Büchi's problem can be stated in the following way: Does there exist a positive integer ''M'' such that the system of equations
 
: <math>
\begin{cases}
x_2^2-2x_1^2+x_0^2=2\\
x_3^2-2x_2^2+x_1^2=2\\
{}\quad\vdots\\
x_{M-1}^2-2x_{M-2}^2+x_{M-3}^2=2
\end{cases}
</math>
 
has only solutions satisfying <math>x_n^2=(x_0+n)^2.</math>
 
Since the first difference of the sequence <math>\sigma=(x_n^2)_{n=0,\dots,M-1}</math> is the sequence <math>\Delta^{(1)}(\sigma)=(x_{n+1}^2-x_n^2)_{n=0,\dots,M-2}</math>, the second difference of <math>\sigma</math> is
 
: <math>
\Delta^{(2)}(\sigma)=((x_{n+2}^2-x_{n+1}^2)-(x_{n+1}^2-x_n^2))_{n=0,\dots,M-3}=(x_{n+2}^2-2x_{n+1}^2+x_n^2)_{n=0,\dots,M-3}.
</math>
 
Therefore, the above system of equations is equivalent to the single equation
 
: <math>\Delta^{(2)}(\sigma)=(2)_{n=0,\dots,M-3}</math>
 
where the unknown is the sequence <math>\sigma</math>.
 
==Examples==
 
Observe that for any integer ''x'' we have
 
: <math>(\star)\qquad(x+2)^2-2(x+1)^2+x^2=2. </math>
 
Hence the equation <math> x_2^2-2x_1^2+x_0^2=2</math> has solutions, called ''trivial Büchi sequences of length three'', such that <math>x_2^2=(x_0+2)^2</math> and <math>x_1^2=(x_0+1)^2</math>. For example, the sequences (2,&nbsp;3,&nbsp;4) and (2,&nbsp;&minus;3,&nbsp;4) are trivial Büchi sequences.
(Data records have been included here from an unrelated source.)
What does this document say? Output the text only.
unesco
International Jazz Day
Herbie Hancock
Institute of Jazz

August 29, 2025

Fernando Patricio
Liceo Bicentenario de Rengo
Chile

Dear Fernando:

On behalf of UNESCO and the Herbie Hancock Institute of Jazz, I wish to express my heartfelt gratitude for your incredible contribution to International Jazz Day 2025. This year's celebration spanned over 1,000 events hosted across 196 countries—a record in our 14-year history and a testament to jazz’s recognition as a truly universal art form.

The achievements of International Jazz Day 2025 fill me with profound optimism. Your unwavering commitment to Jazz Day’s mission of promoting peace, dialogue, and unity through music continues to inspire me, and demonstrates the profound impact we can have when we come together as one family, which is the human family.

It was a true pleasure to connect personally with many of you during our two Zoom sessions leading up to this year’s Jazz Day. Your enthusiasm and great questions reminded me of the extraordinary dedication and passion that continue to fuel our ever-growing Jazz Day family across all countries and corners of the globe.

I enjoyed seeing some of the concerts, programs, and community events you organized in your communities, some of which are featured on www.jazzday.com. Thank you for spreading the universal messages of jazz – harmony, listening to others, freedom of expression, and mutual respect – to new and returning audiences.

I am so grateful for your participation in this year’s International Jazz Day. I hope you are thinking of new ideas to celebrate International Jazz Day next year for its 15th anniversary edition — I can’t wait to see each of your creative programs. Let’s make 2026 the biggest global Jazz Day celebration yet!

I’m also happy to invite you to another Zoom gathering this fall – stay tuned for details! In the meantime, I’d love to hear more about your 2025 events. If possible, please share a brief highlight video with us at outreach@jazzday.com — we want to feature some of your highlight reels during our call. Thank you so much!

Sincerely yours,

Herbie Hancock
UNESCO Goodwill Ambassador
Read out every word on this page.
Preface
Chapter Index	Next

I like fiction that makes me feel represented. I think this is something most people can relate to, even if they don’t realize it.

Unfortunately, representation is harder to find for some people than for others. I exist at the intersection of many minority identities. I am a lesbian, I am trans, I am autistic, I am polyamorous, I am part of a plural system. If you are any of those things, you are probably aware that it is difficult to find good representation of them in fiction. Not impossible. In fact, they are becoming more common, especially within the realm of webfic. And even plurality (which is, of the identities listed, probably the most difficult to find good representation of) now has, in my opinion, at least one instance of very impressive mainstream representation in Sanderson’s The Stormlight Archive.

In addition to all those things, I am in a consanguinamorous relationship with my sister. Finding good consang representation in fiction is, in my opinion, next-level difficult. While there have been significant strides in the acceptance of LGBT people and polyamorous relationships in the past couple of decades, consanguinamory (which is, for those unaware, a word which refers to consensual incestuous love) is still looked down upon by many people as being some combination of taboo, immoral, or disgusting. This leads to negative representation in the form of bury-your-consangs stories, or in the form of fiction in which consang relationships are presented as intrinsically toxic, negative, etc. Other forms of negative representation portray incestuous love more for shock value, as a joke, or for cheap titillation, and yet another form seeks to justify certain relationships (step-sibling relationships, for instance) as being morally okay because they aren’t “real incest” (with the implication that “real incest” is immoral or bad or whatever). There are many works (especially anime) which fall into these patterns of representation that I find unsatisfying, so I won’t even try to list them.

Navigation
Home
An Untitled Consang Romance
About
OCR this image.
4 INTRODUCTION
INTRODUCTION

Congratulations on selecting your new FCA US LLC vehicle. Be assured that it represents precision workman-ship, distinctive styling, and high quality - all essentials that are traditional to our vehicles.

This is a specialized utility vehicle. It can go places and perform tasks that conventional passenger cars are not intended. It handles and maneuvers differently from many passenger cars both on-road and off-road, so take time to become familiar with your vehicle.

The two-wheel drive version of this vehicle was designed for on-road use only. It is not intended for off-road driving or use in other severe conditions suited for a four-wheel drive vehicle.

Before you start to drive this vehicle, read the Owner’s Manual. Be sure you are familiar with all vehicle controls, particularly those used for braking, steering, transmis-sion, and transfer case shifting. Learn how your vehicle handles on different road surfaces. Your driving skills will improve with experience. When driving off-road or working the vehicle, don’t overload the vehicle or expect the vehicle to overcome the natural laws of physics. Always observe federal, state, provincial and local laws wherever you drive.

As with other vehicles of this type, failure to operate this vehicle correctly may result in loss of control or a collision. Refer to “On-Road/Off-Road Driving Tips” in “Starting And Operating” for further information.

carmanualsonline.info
A ''nontrivial Büchi sequence of length three'' is given for example by the sequence (0,&nbsp;7,&nbsp;10), as it satisfies 10<sup>2</sup>&nbsp;&minus;&nbsp;2·7<sup>2</sup>&nbsp;+&nbsp;0<sup>2</sup>&nbsp;=&nbsp;2, while 0<sup>2</sup>, 7<sup>2</sup> and 10<sup>2</sup> are not consecutive squares.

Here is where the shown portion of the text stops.